Intercellular signalling in Drosophila segment formation reconstructed in vitro

Abstract
Genetic studies show that intercellular signalling is involved in key steps in Drosophila melanogaster development, but it has not previously been possible to investigate these processes in simplified in vitro systems. Analysis of engrailed (en) and wingless (wg) and other segment polarity genes suggests that two or more intercellular signalling processes may be involved in intrasegmental patterning. Expression of en and wg begins about three hours after egg laying, in adjacent rows of cells in the posterior half of each segmental primordium. In wg- embryos and in conditional mutants in which wg function is inactivated during a critical period between three and five hours after egg laying, early en expression begins normally but then disappears within several hours. The wg gene encodes a protein highly similar to the product of the mouse Wnt-1 proto-oncogene, a secreted glycoprotein; wg protein is proposed to function as an extracellular signal, maintaining en expression and activating other molecular and morphogenetic processes in nearby cells. Several lines of evidence support the model, including the secretion of wg protein in the embryo, genetic mosaic experiments and cell lineage studies.

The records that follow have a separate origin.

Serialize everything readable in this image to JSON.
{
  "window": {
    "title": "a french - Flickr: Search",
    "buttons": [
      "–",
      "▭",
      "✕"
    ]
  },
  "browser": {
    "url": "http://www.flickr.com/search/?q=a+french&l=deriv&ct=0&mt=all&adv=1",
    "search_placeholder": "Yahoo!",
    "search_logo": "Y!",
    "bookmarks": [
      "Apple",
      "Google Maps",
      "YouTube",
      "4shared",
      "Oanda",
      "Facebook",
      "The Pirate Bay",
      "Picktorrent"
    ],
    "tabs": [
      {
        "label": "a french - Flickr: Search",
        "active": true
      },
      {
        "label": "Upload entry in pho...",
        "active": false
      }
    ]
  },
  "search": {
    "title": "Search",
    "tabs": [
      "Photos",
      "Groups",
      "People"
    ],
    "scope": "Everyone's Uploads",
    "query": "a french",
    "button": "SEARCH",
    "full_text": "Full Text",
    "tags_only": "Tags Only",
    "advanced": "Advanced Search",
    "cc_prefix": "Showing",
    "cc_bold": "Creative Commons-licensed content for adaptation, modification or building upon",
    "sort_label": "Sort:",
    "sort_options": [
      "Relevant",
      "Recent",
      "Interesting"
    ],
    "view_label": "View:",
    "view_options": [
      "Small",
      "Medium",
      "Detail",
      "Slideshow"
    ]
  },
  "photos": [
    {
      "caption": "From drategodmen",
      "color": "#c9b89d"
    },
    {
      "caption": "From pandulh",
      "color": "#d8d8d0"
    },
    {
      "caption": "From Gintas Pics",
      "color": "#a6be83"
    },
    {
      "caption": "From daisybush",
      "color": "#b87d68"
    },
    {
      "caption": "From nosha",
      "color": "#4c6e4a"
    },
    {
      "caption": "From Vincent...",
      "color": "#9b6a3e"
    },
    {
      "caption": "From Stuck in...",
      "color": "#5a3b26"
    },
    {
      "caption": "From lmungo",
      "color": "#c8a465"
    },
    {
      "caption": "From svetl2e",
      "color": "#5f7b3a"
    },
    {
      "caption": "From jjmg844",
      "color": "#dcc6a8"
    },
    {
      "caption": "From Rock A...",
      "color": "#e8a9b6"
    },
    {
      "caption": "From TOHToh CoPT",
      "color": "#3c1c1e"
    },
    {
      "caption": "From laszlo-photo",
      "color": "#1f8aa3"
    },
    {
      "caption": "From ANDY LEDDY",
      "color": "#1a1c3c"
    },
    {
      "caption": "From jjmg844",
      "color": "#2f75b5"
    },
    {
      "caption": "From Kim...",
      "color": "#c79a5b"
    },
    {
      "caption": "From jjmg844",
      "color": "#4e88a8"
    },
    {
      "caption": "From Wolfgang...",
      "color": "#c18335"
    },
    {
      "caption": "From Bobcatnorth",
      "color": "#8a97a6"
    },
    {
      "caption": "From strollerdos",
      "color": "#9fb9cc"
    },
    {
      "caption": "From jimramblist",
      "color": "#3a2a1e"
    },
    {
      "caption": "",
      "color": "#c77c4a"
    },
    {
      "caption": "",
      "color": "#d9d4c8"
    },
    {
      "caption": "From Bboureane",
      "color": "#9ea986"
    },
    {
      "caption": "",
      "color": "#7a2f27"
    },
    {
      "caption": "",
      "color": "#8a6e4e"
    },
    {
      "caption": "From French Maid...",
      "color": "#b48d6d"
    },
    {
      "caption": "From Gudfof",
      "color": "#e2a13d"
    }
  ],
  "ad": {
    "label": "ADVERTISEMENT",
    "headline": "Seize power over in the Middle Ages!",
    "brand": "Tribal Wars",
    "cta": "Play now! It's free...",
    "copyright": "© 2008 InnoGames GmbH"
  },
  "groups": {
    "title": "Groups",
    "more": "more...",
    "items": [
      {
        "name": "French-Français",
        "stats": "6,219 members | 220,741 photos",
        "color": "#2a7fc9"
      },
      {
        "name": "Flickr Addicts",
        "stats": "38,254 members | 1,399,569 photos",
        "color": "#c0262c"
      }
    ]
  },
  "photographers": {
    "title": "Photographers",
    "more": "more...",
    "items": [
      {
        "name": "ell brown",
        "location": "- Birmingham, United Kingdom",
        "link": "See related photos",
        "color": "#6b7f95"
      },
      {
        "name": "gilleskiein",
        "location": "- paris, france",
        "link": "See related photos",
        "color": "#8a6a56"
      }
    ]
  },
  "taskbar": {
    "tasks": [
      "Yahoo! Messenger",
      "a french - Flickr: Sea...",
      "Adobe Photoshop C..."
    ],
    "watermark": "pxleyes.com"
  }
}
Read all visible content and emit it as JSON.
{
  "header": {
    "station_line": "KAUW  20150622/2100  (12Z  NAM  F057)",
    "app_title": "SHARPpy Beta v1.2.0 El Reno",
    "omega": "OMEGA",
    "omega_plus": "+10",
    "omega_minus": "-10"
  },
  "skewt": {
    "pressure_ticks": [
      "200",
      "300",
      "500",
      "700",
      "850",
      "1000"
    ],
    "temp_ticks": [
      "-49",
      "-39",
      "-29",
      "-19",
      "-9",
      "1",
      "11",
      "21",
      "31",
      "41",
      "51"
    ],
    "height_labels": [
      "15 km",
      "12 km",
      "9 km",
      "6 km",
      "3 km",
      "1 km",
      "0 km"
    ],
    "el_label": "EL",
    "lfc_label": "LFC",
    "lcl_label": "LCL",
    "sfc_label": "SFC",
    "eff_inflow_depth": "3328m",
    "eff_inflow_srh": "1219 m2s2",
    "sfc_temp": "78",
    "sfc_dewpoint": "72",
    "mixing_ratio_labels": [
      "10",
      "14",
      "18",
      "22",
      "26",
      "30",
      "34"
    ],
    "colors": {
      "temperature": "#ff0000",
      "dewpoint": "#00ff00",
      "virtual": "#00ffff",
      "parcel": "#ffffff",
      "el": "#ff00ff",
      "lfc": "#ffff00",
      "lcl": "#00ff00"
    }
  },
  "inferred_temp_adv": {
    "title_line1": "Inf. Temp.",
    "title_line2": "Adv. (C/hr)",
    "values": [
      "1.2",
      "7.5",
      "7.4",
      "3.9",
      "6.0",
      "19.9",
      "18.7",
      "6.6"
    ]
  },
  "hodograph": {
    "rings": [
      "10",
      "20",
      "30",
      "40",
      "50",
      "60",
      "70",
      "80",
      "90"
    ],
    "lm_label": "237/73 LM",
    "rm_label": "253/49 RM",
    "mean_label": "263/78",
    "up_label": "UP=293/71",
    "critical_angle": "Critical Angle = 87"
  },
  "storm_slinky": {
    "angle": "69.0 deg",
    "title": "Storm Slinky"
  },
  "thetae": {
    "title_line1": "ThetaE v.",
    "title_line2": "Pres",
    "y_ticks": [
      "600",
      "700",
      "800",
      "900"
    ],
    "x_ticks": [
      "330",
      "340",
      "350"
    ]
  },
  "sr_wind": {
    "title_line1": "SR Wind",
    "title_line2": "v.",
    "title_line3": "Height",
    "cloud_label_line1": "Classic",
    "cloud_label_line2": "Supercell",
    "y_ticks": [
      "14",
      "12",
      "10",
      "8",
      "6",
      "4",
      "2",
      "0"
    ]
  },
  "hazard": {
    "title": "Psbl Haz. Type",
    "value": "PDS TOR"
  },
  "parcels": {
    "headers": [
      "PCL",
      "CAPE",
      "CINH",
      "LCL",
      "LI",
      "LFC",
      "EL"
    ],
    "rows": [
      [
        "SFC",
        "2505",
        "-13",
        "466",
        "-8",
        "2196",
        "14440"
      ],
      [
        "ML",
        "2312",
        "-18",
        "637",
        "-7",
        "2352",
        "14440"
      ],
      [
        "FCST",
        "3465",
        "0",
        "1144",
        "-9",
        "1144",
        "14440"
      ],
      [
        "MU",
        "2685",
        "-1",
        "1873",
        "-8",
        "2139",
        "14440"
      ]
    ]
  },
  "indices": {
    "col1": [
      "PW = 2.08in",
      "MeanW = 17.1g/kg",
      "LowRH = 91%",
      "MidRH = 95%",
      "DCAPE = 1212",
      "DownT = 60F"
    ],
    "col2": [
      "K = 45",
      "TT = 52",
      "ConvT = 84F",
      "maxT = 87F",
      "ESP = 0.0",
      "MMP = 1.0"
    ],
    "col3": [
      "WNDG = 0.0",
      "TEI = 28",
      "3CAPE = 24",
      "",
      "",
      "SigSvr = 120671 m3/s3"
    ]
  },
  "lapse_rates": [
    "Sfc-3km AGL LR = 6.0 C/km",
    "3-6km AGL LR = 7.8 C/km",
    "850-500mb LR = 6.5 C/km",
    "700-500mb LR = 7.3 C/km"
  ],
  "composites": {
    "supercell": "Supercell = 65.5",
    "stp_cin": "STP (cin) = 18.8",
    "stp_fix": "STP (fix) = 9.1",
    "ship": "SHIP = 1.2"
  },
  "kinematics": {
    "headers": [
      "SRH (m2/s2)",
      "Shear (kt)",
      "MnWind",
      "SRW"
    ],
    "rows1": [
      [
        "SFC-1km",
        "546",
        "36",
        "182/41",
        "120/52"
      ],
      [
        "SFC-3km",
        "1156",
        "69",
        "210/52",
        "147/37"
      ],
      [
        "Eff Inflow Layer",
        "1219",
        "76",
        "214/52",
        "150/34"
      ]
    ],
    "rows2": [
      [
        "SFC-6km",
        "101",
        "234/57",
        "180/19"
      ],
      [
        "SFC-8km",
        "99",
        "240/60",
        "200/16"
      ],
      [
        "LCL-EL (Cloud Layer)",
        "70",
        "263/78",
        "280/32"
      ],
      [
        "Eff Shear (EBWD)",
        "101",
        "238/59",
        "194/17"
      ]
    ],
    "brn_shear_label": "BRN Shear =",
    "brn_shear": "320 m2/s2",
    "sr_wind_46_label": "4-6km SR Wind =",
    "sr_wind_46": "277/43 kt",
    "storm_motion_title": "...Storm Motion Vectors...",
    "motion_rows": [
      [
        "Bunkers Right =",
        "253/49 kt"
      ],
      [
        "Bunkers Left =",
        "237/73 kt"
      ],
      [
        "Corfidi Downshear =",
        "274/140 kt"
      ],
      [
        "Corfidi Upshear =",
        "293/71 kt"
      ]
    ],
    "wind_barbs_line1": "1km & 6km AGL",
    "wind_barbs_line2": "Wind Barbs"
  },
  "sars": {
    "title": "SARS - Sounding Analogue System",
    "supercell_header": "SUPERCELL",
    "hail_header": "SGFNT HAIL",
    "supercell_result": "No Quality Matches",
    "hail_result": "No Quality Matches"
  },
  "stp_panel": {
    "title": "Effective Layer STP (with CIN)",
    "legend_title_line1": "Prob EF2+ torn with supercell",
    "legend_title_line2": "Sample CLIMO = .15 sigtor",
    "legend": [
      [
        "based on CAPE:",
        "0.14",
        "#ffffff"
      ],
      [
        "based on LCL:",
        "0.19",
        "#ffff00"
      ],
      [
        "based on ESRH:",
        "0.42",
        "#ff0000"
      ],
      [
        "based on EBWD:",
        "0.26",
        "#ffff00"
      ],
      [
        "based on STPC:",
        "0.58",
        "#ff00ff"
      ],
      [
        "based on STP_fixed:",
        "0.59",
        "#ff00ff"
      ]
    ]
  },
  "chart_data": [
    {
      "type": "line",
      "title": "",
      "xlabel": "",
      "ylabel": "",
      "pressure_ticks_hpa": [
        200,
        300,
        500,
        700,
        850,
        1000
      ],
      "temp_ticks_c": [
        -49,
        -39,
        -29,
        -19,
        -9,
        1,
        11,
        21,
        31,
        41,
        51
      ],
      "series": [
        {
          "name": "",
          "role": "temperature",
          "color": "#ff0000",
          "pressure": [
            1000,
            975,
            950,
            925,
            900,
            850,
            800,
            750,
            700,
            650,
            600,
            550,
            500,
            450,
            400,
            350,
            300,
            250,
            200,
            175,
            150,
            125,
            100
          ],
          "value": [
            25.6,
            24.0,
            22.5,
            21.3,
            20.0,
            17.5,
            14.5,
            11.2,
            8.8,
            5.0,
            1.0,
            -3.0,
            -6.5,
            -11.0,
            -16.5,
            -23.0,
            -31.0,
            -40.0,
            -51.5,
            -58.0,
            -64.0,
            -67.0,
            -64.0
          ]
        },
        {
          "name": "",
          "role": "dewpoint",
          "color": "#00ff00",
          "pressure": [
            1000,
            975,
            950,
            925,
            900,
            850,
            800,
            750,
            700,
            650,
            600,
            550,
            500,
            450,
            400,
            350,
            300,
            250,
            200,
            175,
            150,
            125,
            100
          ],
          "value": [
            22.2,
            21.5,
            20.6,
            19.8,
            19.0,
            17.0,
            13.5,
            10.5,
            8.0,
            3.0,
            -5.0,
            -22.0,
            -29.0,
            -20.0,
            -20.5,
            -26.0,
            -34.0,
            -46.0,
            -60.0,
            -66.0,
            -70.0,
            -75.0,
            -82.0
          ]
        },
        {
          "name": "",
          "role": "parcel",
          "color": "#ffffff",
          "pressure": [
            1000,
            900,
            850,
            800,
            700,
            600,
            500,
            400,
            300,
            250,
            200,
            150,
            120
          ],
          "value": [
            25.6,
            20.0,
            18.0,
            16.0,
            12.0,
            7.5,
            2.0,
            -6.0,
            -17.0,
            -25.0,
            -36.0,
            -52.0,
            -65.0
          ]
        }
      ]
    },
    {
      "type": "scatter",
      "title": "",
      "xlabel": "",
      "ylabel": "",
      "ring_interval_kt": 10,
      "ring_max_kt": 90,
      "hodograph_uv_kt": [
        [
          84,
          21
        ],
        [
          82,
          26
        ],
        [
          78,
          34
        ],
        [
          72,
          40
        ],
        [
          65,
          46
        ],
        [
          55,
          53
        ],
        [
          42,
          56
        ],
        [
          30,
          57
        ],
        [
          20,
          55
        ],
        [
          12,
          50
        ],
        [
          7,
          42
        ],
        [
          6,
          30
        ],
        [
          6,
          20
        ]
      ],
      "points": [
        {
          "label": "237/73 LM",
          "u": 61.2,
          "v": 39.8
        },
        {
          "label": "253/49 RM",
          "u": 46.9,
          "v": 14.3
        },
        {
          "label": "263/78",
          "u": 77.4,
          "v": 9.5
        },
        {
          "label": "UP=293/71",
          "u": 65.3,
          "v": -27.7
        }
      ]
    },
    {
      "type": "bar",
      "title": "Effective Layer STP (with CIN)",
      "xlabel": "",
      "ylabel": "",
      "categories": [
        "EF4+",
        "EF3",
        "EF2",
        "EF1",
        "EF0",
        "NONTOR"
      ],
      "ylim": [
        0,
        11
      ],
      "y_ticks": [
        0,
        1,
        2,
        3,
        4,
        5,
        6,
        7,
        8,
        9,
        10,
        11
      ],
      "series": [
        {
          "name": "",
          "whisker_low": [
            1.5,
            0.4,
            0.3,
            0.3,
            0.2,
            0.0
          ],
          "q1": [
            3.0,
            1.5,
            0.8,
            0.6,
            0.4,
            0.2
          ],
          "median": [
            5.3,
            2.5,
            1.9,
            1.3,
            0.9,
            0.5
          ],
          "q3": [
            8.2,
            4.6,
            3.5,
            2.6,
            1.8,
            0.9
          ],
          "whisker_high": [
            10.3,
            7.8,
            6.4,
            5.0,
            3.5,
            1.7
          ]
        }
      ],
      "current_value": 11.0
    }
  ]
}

We tested this model using purified embryonic cells isolated by whole animal cell sorting, and validated three key predictions: (1) when en-expressing cells from early embryos are grown alone in culture, they rapidly and selectively lose en expression; (2) purified wg-expressing cells provide a locally active signal that prevents this loss; (3) heterologous cells engineered to express wg also show signalling activity, indicating that wg protein alone, or in conjunction with more generally expressed factors, is the signal.